Sonríe. Puedo oler su penetrante colonia. Me recuerda a la que usaba mi abuelo. Colonia de fontanero. Gato no usa colonia, sólo aceite de pachulí.

– ¿Puedes pasar por nuestras oficinas la semana que viene, digamos el lunes por la mañana? -pregunta sin rodeos.

Parece aburrido, sopesando.

– ¿El lunes por la mañana? -me detengo.

– El dos de febrero -dice. El año nuevo mexica. ¿Coincidencia?-. Por la mañana. A menos que sea demasiado temprano para un músico.

Se ríe. Me río como una hiena. Mi mano sube hasta mi pelo y empieza a juguetear con él.

– ¿A las diez?

Mira al fondo de la sala, observando a la gente del club, seguro de sí mismo.

– A las diez. Está bien. A las diez.

Detecto mi pánico en un hilo de voz.

Saca un tarjetero de plata del bolsillo interior de su chaqueta, lo abre con una mano y extrae una sola tarjeta con su experto dedo pulgar. Clap, la cierra. Cojo la tarjeta de entre sus dedos.

– Ahí tienes la dirección -dice mirando a lo lejos-. Di en recepción que vas a verme.

Pienso en preguntarle de qué quiere hablar, pero se ha dado la vuelta y se desliza hacia la puerta sorteando a la gente que baila. Anda como un hombre poderoso. Le observo y sigo escudriñando la oscuridad cuando desaparece, hasta que siento una mano en mi hombro, es Gato.

– ¿Lista? -pregunta.

Todavía sigue sin camisa, y su cuerpo está cubierto de arañazos y rojeces de cuando se tiró al foso.
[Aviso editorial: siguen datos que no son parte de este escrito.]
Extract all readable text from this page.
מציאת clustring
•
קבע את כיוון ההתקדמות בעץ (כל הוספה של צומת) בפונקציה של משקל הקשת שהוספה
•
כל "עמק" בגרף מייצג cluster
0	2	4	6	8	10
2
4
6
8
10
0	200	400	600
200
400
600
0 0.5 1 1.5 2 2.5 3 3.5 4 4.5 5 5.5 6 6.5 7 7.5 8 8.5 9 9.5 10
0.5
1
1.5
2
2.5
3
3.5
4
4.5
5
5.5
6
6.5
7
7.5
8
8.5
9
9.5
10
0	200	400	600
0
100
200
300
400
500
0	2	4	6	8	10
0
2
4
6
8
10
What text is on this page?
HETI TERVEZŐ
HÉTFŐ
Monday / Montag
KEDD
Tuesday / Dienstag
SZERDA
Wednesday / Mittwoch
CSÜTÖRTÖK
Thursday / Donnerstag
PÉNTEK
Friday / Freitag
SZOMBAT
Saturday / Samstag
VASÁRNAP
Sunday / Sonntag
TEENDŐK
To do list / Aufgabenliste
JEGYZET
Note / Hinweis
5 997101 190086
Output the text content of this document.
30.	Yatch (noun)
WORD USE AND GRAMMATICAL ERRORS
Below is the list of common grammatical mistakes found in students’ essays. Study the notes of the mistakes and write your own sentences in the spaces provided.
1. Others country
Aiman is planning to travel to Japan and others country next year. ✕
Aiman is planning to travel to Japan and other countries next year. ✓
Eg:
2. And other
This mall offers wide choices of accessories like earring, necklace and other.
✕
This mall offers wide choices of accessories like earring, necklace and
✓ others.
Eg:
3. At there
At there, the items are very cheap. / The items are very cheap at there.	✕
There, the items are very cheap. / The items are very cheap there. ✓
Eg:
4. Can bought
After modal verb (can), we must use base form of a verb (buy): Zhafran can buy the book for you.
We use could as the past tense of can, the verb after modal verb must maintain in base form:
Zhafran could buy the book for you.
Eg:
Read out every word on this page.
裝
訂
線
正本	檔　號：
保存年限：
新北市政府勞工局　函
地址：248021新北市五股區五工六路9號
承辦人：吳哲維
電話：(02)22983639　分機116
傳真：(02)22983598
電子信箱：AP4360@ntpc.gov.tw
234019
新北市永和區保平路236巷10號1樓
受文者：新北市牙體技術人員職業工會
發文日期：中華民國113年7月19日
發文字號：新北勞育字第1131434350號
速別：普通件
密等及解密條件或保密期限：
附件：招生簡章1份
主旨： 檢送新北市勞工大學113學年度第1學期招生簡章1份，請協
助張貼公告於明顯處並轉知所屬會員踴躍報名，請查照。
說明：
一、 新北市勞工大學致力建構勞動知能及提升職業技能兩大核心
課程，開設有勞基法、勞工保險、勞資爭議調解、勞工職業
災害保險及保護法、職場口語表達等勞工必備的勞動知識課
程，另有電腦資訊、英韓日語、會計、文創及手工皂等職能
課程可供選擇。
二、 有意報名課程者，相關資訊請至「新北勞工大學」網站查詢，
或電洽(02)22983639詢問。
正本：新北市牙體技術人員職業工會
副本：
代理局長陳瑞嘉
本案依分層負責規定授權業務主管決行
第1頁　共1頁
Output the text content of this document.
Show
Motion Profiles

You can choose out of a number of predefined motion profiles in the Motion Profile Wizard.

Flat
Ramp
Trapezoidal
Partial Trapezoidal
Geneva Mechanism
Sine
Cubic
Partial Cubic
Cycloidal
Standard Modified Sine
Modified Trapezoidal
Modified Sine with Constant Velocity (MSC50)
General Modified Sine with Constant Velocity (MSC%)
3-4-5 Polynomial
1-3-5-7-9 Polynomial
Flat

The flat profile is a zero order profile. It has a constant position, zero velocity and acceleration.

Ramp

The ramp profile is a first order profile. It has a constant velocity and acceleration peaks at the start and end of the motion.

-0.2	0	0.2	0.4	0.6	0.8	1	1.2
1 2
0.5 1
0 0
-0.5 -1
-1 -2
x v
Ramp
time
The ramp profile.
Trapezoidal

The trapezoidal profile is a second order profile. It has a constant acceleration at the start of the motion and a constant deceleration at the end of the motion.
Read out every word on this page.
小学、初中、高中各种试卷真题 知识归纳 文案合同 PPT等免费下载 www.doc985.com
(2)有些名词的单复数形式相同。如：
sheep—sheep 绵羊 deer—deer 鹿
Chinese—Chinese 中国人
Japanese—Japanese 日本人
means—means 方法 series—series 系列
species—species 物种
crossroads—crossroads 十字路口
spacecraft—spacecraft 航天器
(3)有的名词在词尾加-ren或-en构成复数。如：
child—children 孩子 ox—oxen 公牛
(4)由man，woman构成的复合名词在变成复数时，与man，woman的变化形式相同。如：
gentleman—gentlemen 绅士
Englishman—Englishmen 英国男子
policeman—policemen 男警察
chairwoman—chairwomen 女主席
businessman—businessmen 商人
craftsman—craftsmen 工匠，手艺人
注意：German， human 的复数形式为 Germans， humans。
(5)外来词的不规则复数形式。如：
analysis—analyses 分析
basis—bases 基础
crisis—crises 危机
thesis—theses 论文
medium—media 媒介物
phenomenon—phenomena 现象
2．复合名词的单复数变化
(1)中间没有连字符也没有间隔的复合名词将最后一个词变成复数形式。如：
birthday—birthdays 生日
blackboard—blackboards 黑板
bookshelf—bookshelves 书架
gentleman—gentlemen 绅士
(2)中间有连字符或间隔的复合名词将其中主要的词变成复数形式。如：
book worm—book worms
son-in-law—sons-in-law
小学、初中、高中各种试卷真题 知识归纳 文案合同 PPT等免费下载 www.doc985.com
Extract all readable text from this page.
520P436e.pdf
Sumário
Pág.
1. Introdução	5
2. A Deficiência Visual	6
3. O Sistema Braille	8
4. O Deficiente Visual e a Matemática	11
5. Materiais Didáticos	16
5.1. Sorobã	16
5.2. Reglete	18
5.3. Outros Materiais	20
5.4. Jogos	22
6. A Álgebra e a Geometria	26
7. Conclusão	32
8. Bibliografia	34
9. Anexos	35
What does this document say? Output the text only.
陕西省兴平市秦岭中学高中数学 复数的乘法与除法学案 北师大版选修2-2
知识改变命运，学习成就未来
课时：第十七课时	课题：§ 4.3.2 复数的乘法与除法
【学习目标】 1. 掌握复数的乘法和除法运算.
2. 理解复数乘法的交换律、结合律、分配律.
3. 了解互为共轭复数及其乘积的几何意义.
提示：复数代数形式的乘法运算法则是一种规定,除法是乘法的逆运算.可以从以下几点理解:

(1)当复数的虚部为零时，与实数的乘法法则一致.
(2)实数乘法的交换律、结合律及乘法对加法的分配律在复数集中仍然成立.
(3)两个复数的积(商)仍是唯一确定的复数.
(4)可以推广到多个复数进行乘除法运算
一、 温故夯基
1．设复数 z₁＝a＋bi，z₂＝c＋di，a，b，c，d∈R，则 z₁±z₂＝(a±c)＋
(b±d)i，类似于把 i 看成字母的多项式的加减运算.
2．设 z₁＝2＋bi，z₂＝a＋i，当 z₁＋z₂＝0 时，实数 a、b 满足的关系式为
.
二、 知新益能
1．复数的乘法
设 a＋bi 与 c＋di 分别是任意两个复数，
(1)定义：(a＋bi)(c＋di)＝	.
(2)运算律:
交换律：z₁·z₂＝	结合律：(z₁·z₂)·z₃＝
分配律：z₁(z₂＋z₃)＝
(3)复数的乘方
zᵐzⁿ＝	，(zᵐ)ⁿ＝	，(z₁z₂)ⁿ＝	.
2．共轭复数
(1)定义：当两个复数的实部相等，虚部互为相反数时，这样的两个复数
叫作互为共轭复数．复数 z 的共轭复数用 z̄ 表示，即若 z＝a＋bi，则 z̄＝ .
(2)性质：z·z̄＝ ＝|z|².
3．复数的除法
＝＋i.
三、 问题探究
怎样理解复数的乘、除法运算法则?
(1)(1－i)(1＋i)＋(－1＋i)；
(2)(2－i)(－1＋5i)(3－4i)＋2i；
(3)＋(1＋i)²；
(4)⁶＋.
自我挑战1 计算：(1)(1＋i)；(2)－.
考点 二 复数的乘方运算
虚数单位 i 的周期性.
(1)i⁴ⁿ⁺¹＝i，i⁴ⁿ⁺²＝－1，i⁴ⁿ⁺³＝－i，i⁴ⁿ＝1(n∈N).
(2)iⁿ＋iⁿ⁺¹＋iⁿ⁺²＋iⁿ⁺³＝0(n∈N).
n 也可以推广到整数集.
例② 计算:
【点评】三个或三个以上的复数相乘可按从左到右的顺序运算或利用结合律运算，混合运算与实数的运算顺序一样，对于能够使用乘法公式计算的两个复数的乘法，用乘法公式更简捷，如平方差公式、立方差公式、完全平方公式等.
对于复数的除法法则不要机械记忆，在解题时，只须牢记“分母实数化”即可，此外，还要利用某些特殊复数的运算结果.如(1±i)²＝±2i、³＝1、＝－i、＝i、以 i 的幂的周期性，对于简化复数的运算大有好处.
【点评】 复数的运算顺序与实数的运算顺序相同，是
– Sí, claro -me despejo y recuerdo que aún tengo que pagar al grupo-. Tengo que pedirle el dinero a Lou -digo, refiriéndome al gerente del club.

– Ya está. Ten.

Saca un cheque del dueño del club. Es más de lo que esperaba, un par de miles más. Cojo el cheque y me quedo boquiabierta. Sonrío a Gato. Me cuenta que el dueño está tan impresionado con el gentío que ha querido asegurarse de que volvería. Genial.

Miro a Gato para saber si me ha visto hablando con Joel Benítez. No creo. No quiero decírselo. No aquí. Nunca quise ser la primera en conseguir una oferta, igual que el que tiene hijos espera morir antes que ellos.

Pago al grupo en efectivo. Nos damos la mano y Gato y yo salimos por la puerta trasera y subimos en mi Honda Civic. Mi madre me lo dio el año pasado, cuando se compró un Accord nuevo. Es un buen coche, casi demasiado bueno. Demasiado limpio y demasiado normal, como mi familia. Le pedí a Lalo que lo llenara de antiguos símbolos mexicas. En el capó hay un gran dibujo de Ozomatli, el rey mono azteca del canto y el baile. Por detrás está lleno de adhesivos, es importante aprovechar cualquier oportunidad para difundir la verdad entre la gente. Uno dice «Mexica: nosotros no vinimos a América, América vino a nosotros». Otro: «Mayoría Feminista», o «Buen intento, hombre blanco». El que provoca más comentarios es mi gran pez Darwin magnético comiéndose a un endeble pez Jesús. Unos locos intentaron echarme a la cuneta por ése. Nada me entristece más que ver a La Raza con esos pequeños peces magnéticos en los coches, como Elizabeth. No tienen ni idea. Jesucristo es la religión del hombre blanco.